Of course, in the end Edwards's anti-trade, pro-tax positions would damage the real populist cause more than his posturing. If you want to make poor people poorer, put the clamps down on the commercial development that will raise their standards of living.
@Chris, I'd say that it is one of the President's concerns to solve your problems to the degree that your problems are representative of a large group of peoples.
So the working class in this country certainly deserve a president who is concerned with their problems, and if he is experienced with it first hand then so much the better for the working class.
Maybe we'll just have to agree to disagree?
@Dr. Weatherly:
Thanks Dr. Weatherly for engaging me on this, I know that you don't always respond to comments on your blog, so I appreciate your willingness to dialog.
"Chris is right from a SWNIDish POV. Edwards is playing populist identity politics, trying to create a biography that will compensate for his lack of governmental experience."
Again this presupposes a falsity about Edward's claims that I'm just not seeing.
Where you see "populist identity politics" I think Edwards sees and uses his background as a valid talking point that allows him to bring certain bona-fides to his rhetoric about class in America ie: his Two Americas speeches
Which is certainly not populist identity politics, but a very real problem in America.
You even identify something of this problem when you write:
"Further, Edwards's populism portrays the working man and woman as victims of a system that traps them in serfdom, which can only be broked by government intervention in the market. His own father's story belies that narrative."
His father's (or my father's, or your father's) story(s) do NOT belie this narrative. From a certain perspective their escape from poverty highlights the very exceptionality of that escape.

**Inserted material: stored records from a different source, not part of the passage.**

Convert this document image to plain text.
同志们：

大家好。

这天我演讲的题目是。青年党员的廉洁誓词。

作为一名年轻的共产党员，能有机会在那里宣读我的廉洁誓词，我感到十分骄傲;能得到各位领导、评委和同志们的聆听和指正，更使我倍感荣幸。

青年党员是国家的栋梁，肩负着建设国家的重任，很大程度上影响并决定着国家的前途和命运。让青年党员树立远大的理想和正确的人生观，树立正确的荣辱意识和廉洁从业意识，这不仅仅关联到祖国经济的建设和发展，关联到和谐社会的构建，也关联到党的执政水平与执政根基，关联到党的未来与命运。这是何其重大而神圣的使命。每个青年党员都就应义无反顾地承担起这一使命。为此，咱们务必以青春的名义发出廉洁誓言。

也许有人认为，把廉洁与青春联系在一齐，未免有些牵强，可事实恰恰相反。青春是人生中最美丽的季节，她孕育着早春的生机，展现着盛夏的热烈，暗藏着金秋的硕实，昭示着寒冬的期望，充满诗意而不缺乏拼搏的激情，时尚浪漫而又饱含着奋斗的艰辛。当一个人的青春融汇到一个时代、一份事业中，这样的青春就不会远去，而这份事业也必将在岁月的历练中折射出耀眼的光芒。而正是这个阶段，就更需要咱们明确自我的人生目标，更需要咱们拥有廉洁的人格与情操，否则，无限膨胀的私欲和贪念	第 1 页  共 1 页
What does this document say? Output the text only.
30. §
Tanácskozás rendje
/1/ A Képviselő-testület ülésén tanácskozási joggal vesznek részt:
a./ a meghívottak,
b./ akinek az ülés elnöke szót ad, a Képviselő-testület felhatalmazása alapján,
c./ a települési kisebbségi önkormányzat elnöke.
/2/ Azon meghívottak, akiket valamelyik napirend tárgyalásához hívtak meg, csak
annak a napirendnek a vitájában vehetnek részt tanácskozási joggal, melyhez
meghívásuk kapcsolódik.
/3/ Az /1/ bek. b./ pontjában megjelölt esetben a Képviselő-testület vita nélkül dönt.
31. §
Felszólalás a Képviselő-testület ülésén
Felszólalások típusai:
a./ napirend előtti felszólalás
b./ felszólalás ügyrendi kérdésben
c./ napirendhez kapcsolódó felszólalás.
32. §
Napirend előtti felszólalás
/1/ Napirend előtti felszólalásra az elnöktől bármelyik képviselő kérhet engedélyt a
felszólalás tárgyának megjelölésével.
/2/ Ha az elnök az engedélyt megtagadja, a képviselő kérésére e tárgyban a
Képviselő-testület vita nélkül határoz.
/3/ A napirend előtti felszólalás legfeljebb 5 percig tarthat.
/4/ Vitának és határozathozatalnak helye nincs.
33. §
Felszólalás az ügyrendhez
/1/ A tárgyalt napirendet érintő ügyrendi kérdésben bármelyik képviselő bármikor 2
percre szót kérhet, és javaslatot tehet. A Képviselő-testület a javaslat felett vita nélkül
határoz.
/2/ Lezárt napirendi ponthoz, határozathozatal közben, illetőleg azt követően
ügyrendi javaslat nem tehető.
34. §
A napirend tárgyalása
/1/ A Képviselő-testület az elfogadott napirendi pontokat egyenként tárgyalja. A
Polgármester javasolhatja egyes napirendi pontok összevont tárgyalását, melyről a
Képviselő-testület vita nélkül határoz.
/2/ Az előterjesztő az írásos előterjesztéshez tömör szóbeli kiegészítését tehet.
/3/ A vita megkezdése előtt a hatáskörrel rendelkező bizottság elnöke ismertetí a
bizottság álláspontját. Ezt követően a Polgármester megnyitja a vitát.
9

Escape from poverty is not the norm. It is the exception, which is why it is celebrated.
Edwards, in spite of his own success, rightfully recognizes that the reality in America is that ANYONE can be a success, but not EVERYONE can be.
Whether or not Edward's actual economic ideas could help them or not is another story.
And for the record I'm writing in John Maynard Keynes for president. ;-)
My remarks at the end might have been a bit confusing, let me clarify.
In a nutshell it is not readily apparent to me that Laisez-faire capitalism will ever erase real poverty in America.
It seems much more likely to me that we will always have a statistically significant portion of this country living in real poverty.
John Edwards seems to recognize this precisely because his (his family's) successes highlight the very exception to the rule that escaping poverty represents.
So, this doesn't seem so much like populist identity politics as much as being realistic...
But maybe that's just me...?
pat rock,
I see Edwards' childhood experience as the son of working class parents as irrelevant regardless of how true it might be. I look at him now and I don't like what I see in terms of his ability to be a good president.
Market capitalism will not erase economic inequality. However, its rising tide has certainly raised nearly all boats, revising every upward our notion of what poverty is. The poor are always with us, but they are less numerous and less desperately poor in a free market, industrialized, capitalist economy than elsewhere. To deny this is simply to ignore obvious facts. At what other time or place in history, for example, has there been a society in which one was more likely to be overweight if poor than if rich? Such are our times.
What Edwards offers will perhaps make a few poor people better off, but it will make a lot of poor and not so poor poorer. And he knows that, just as he knew as a trial lawyer that the costs of the settlements he won were passed on by corporations and insurance companies to other customers. That's what's fake about it.
We don't need to rehearse the hypocrisy of the Great Man taking a part-time consulting job for $400,000 with an investment company and then claiming that he did it to better understand the plight of the poor. We recommend reading Ruby Payne instead.